I steamed a massive amount of spinach, then added boursin cheese to it — a very creative, Continental touch, I thought. What was I supposed to eat every day? Four helpings of vegetables? Five? This spinach would satisfy my daily vegetable allowance all in one fell swoop.
TUESDAY: “Sorry I forgot the pie,” my husband emailed. “Why don’t you put it in the freezer?”
I could barely get to my computer to read the email. I was suffering from spinach overdose — something vegetarians never warn you about. Maybe, I thought, I was secretly allergic to vegetables.
Every time I looked at the pie, it reminded me that I never wanted to eat anything again, ever. Since I dislike being ordered around, I put the cherry pie in the refrigerator.
WEDNESDAY: I had lunch with my friend, Lynn. She ordered peach cobbler a la mode with two spoons. I ate it out of solidarity and also because I was still in recovery from my spinach overdose.
THURSDAY: I shelved my vegan plans. What had I been thinking? Vegans don’t eat milk or cheese. Cheese is my life.
FRIDAY: Oh, and that vegetarian idea? Forget that one, too.
SATURDAY: Going through the refrigerator, I noticed the pie. Frankly, it hadn’t aged well; it looked a bit discolored and gelatinous. But there it was — all 11/12ths of it, waiting for my husband’s imminent arrival. I slammed the refrigerator door, feeling victorious. The pie and I had gone mano a mano. Guess who blinked.
(Copyright 2008 by Ruth Pennebaker)
Two years ago I decided to abstain from desserts and sugared snacks as a Lenten discipline. Unbeknownst to many in our culture, we Methodists–or at least some of us–practice spiritual disciplines largely considered Catholic.
For years, I had abstained from alcohol for those 40 days, which had the added benefit of an annual test of the extent to which alcohol was important to me, a concern derived from the abundance of alcoholics in both of my ancestral lines. Alas, abstaining from alcohol was simply too easy; it required too little discipline or prayer to be a challenge.
Sweets would be a different matter. Cherry pie is my favorite dessert, although in a dead heat with apple pie. Complicating the challenge of giving up sweets is the reality that my spouse is a TERRIFIC baker and the master of pies. Her cherry pie is my maternal grandmother’s recipe. For my birthday, I don’t want a cake; I want a cherry or apple pie. I once spent most a Wednesday before Thanksgiving on a literally fruitless search of Austin grocery stores for unsweetened, dark pitted cherries.

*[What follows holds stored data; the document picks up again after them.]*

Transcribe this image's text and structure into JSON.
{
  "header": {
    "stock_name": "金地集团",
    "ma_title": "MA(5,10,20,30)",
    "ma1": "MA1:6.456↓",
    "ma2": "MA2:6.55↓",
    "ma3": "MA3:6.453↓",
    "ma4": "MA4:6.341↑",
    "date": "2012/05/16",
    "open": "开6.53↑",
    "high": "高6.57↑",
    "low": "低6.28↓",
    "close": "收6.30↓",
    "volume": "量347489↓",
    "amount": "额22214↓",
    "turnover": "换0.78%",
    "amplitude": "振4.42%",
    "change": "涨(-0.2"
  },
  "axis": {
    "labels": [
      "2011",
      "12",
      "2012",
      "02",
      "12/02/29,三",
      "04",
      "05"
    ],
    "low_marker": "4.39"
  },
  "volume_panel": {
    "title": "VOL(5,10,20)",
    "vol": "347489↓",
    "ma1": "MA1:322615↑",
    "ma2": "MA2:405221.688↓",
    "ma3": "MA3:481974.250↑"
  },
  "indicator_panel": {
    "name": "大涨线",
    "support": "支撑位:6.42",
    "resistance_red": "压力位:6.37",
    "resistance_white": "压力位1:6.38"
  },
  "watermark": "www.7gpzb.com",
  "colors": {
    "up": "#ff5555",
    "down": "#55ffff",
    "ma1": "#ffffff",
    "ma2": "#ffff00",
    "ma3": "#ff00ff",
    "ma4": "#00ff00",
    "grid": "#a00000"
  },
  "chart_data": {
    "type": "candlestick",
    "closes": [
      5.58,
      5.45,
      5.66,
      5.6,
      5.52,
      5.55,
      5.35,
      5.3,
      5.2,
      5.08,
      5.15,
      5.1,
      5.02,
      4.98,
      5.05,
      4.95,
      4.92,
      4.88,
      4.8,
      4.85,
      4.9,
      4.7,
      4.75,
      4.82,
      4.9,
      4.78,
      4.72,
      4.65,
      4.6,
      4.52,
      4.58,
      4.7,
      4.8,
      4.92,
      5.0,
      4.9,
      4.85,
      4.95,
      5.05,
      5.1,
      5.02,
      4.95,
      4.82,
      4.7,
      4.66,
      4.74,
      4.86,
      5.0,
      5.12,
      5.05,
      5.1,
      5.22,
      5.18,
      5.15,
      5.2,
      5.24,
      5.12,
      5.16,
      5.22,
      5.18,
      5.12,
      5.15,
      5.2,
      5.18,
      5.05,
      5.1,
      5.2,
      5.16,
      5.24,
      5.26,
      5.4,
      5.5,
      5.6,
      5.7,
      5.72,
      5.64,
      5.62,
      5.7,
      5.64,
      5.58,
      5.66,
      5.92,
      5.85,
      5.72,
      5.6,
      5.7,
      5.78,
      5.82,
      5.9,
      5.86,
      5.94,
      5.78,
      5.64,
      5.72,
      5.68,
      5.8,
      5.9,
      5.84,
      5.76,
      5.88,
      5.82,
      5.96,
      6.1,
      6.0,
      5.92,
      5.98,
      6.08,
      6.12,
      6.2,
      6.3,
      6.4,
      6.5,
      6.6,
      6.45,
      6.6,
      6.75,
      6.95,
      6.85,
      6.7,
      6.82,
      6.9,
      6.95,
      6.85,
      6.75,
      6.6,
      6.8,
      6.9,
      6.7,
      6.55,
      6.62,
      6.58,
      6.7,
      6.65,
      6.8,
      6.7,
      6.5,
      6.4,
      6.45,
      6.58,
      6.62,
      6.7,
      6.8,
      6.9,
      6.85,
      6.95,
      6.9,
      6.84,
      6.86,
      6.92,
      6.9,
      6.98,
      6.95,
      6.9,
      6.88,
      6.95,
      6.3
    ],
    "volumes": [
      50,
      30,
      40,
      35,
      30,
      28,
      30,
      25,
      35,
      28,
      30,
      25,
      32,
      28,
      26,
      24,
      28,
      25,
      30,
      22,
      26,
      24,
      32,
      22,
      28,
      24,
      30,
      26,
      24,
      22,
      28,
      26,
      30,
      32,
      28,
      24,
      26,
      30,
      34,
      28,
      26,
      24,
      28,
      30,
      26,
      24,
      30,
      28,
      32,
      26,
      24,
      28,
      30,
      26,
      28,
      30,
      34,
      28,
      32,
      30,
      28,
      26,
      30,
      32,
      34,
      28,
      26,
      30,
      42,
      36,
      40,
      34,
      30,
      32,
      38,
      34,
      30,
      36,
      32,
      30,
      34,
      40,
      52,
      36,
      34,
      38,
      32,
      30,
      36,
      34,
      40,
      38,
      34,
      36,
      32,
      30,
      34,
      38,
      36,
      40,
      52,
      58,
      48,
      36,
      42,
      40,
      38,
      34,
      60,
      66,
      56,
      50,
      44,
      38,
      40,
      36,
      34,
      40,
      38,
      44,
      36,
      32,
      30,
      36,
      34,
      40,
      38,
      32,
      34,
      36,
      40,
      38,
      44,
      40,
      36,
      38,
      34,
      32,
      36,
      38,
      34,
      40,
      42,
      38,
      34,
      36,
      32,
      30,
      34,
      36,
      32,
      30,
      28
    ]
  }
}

The proof that the devil will talk to you came on the first day of that Lent. We have staff meetings on Wednesday, and my assistant Laura brought to the meeting my favorite cinnamon rolls from Texas French Bread–hot, yeasty bread rolled in a mix of granulated sugar and cinnamon. The presence of cinnamon in apple pie is what brings it into such close competition with cherry pie.
It was a powerful test, but I managed to resist. Later that morning, as I walked past the white box with remnants of the sweetbreads, I saw there was half a cinnamon roll left. It was calling my name. It was almost lunch, and my first thought was, “If I eat it FOR lunch, it doesn’t count.” Get behind me, Satan!
I mustered the discipline to resist, then, and for the next 40 days. I lost a few pounds and my cholesterol went down. I felt spiritually stronger than my physical desires.
But I sure missed pie and cinnamon rolls.
Lent starts Wednesday, and I’ll again try to avoid sweet desserts and snacks for 40 days. But at least I can have a cold beer.